Metagenomic sequencing shows promise in diagnosing airway infections
Researchers have developed a metagenomic sequencing-based approach that may improve diagnosis of lower respiratory tract infections (LRTIs) in critically ill patients.
LRTIs are the leading cause of global infectious disease deaths but remain hard to diagnose due to their resemblance to noninfectious respiratory syndromes and the limitations of existing microbiological tests.
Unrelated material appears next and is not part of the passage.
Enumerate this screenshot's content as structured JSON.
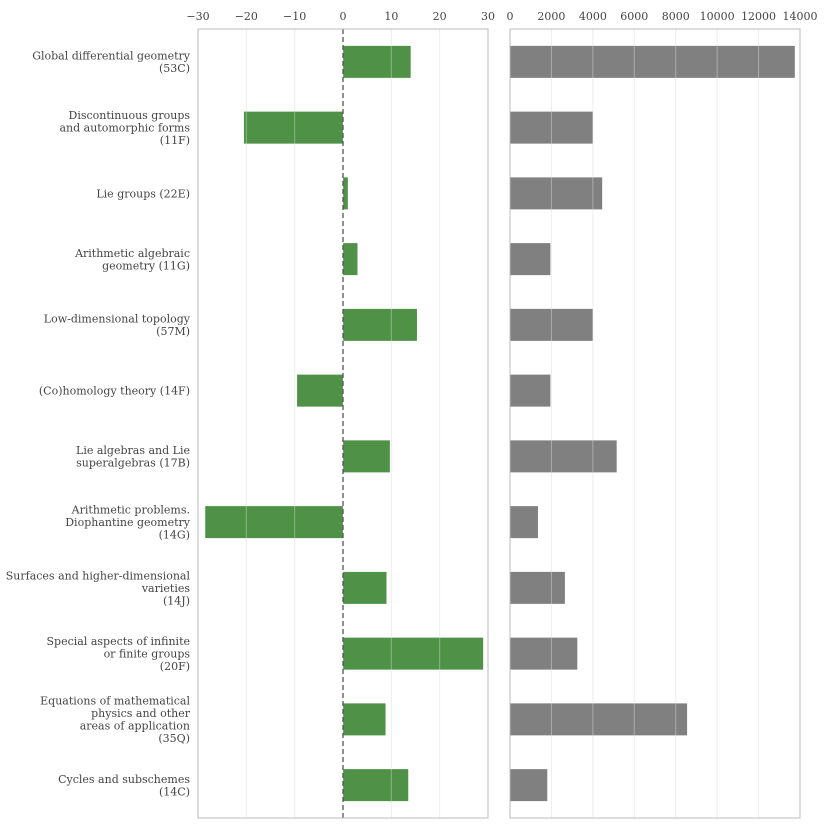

The researchers think they have overcome these limitations by simultaneously analyzing the pathogen, airway microbiome and host response, the three main elements of acute airway infections.
LRTIs are a major public health problem. According to the World Health Organization, LRTIs killed more people in 2016 than any other type of communicable disease and were the fourth biggest killer overall. While deaths from other big killers such as heart disease and HIV fell between the 2000 and 2016 analyses, less progress was made in the reduction of deaths related to LRTIs.
The persistence of the LRTI problem is partly a product of diagnostic limitations. Sensitivity, speed and the spectrum of pathogens covered are typically suboptimal. The limitations mean contributory pathogens are never identified in three-fifths of people with community-acquired pneumonia.
Lacking a definitive microbiologic diagnosis, a physician may treat a patient as if they are suffering from a noninfectious respiratory syndrome. This can make the infection worse. Alternatively, the physician, knowing the limitations of the test, may prescribe antibiotics even in the absence of a microbiologic diagnosis. This can contribute to the emergence of drug-resistant strains.
In an attempt to remedy these problems, researchers at the University of California, San Francisco and Chan Zuckerberg Biohub developed a metagenomic sequencing-based approach to the diagnosis of LRTIs. The diagnostic builds on research into the potential for host transcriptional profiling from peripheral blood to effectively distinguish between infectious and noninfectious diseases, and tell whether the LRTI is of viral or bacterial origin.
Through a process involving DNA and RNA sequencing and bioinformatics, the researchers created ways to look at pathogens, microbiome diversity and host gene expression. Analyses of any one of these three elements of acute airway infections were unable to perfectly predict whether a patient had a LRTI. However, combining the elements resulted in a negative predictive value of 100%.
While the test had some shortcomings, such as a high false positive rate for certain pathogens, the researchers think the findings justify assessing the diagnostic in a larger validation cohort.